# Hilbert, Banach and Fourier theory

1. Feb 20, 2014

### center o bass

Hi. I want to get a quick overview of the theory of Hilbert spaces in order to understand fourier series and transforms at a higher level. I have a couple of questions I hoped someone could help me with.

- First of all: Can anyone recommend any literature, notes etc.. which go through the sufficient results of Hilbert and Banach spaces (in a quick way) with the aim to understand Fourier theory?

-What is the virtue of a Hilbert space being defined as a Banach space, i.e. a normed linear space in which any Cauchy sequence of elements converge to an element in the space?

- How do I prove that $L^2 (S^1)$ where $S^1$ is the circle is a Banach space with the standard hilbert space norm

$$\langle f, g\rangle = \int_{S^1} f^*(x) g(x) dx?$$

2. Feb 20, 2014

### mathman

Last two questions:

Since a Hilbert space is a Banach space, theorems about Banach spaces automatically apply to Hilbert space.

For the last question, you need to prove completeness in the norm.

3. Feb 21, 2014

### center o bass

What are the most important theorems we care about in Banach spaces?

For example in QM square integrability is a very important property.
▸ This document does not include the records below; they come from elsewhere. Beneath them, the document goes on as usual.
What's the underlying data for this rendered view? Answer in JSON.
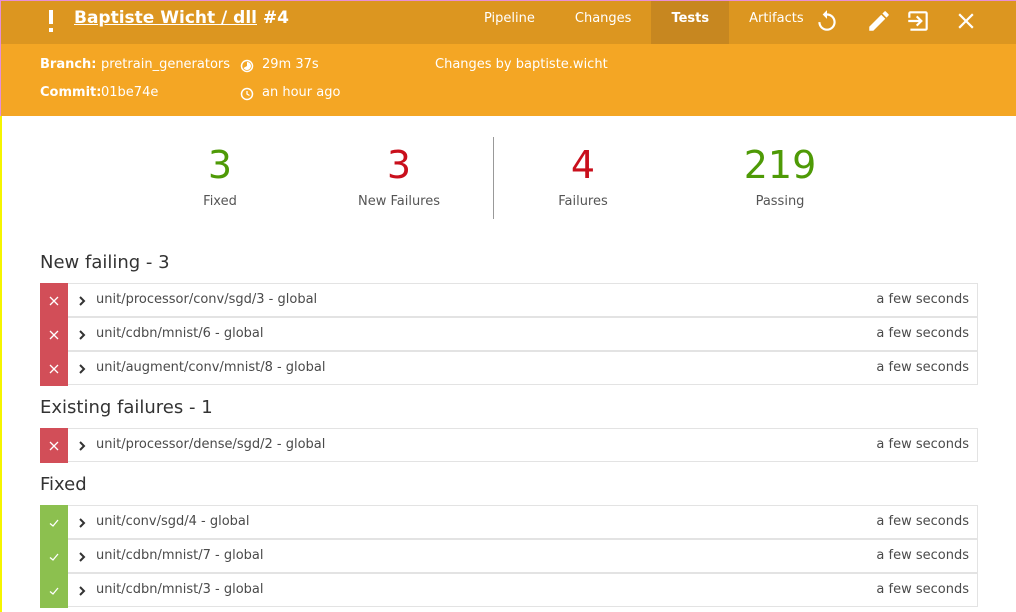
{
  "header": {
    "status": "unstable",
    "title_link": "Baptiste Wicht / dll",
    "run_number": "#4",
    "tabs": [
      {
        "label": "Pipeline",
        "active": false
      },
      {
        "label": "Changes",
        "active": false
      },
      {
        "label": "Tests",
        "active": true
      },
      {
        "label": "Artifacts",
        "active": false
      }
    ],
    "tools": [
      "replay-icon",
      "edit-icon",
      "exit-icon",
      "close-icon"
    ]
  },
  "meta": {
    "branch_label": "Branch:",
    "branch": "pretrain_generators",
    "commit_label": "Commit:",
    "commit": "01be74e",
    "duration": "29m 37s",
    "started": "an hour ago",
    "changes": "Changes by baptiste.wicht"
  },
  "summary": {
    "fixed": {
      "value": "3",
      "label": "Fixed"
    },
    "new_failures": {
      "value": "3",
      "label": "New Failures"
    },
    "failures": {
      "value": "4",
      "label": "Failures"
    },
    "passing": {
      "value": "219",
      "label": "Passing"
    }
  },
  "colors": {
    "topbar": "#dc9620",
    "meta": "#f4a624",
    "fail": "#d24e58",
    "pass": "#8cc04f",
    "green_text": "#4e9a06",
    "red_text": "#c90f1c"
  },
  "sections": [
    {
      "title": "New failing - 3",
      "status": "fail",
      "rows": [
        {
          "name": "unit/processor/conv/sgd/3 - global",
          "duration": "a few seconds"
        },
        {
          "name": "unit/cdbn/mnist/6 - global",
          "duration": "a few seconds"
        },
        {
          "name": "unit/augment/conv/mnist/8 - global",
          "duration": "a few seconds"
        }
      ]
    },
    {
      "title": "Existing failures - 1",
      "status": "fail",
      "rows": [
        {
          "name": "unit/processor/dense/sgd/2 - global",
          "duration": "a few seconds"
        }
      ]
    },
    {
      "title": "Fixed",
      "status": "ok",
      "rows": [
        {
          "name": "unit/conv/sgd/4 - global",
          "duration": "a few seconds"
        },
        {
          "name": "unit/cdbn/mnist/7 - global",
          "duration": "a few seconds"
        },
        {
          "name": "unit/cdbn/mnist/3 - global",
          "duration": "a few seconds"
        }
      ]
    }
  ]
}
What theorems guarantee square integrability?

4. Feb 21, 2014

### mathman

Banach spaces theorems are about Banach spaces. Your question (guarantee square integrability) is something that has to be shown to justify calling a set a Hilbert space. Once that has been shown, then you can use Hilbert space theory and Banach space theory to ascertain certain properties.